How a human rights viewpoint can help combat youth suicide

October 9, 2017

Australian Lawyers for Human Rights (ALHR) supports those submissions to the NSW Parliamentary Committee on Children and Young People’s current Inquiry into the prevention of youth suicide which call for improvements to the care of LGBTI students and for improvements to school anti-bullying and teaching programmes.

“It is extremely disturbing,” say LGBTI Committee Co-Chairs Nicholas Stewart and Kathryn Cramp, “that LGBTI students are increasingly finding school to be a harmful and hurtful space where they have an 80% chance of being subjected to bullying (according to La Trobe University, Writing Themselves In 3 Report, 2010 p 39).  This is not only harmful to students’ mental state, but discourages them from learning, further restricting their futures.”

“Young LGBTI students are disproportionately affected by mental health issues and at a much higher risk of youth suicide, particularly where they receive abuse and harassment, as confirmed by the National LGBTI Health Alliance” says Mr Stewart.

“What must never be forgotten is that LGBTI people are entitled to the same human rights and to be treated with the same respect as everyone else.  Their disproportionate rates of suicide are, as advocate Alastair Lawrie points out, a response to external factors including lack of acceptance.”

“This is where schools can assist both through sex education which covers LGBTI issues and through teaching that human rights are a two-way street” adds Kathryn Cramp, “in so far as we are ourselves entitled to the protection of human rights, we must also respect the human rights of others.   We are all entitled to be free from discrimination of any kind, particularly where the discrimination is a response to our inherent human characteristics.

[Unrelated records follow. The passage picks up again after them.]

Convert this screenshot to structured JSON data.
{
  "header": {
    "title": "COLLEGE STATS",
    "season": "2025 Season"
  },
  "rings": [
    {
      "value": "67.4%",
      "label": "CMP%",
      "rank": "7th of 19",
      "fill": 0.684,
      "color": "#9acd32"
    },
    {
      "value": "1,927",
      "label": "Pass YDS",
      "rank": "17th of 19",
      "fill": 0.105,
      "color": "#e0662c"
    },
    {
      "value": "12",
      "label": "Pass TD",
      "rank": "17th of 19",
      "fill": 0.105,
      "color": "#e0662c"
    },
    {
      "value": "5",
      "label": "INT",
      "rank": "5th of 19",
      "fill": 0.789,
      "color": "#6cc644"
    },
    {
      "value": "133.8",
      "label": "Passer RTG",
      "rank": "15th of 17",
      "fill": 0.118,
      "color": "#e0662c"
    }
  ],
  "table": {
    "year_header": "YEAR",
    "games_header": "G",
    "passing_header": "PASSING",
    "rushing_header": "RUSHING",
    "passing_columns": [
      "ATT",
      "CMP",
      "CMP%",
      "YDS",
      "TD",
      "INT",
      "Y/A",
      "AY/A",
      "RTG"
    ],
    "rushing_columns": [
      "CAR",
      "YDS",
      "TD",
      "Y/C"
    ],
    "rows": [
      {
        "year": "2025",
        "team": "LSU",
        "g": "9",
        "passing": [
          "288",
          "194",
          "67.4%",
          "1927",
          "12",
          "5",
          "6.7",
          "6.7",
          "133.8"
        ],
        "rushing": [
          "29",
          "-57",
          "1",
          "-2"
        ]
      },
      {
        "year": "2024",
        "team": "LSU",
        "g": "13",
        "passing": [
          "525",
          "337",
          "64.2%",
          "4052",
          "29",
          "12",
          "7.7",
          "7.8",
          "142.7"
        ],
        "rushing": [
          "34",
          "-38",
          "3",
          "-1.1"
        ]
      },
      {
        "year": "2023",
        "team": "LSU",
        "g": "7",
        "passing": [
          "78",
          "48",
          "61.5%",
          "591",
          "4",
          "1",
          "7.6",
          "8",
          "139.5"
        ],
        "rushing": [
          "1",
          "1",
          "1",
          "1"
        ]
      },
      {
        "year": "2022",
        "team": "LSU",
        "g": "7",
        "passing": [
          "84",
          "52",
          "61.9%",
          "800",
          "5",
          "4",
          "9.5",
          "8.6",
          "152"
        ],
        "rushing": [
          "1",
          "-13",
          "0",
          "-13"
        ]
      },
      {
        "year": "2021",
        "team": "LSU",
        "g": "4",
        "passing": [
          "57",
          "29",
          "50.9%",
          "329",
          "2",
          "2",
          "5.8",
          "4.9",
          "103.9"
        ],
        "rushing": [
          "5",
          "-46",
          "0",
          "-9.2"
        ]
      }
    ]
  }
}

By examining our behaviours through the lens of international human rights schools can help improve and reform discriminatory practices.”

“We support” says Mr Stewart, “the calls for the NSW Government to roll-out the Safe Schools program, or a similar program that specifically and explicitly deals with anti-LGBTI bullying, in every school across the state, and to improve the primary school curriculum so that it is inclusive for LGBTI students. We look forward to the Inquiry’s findings.”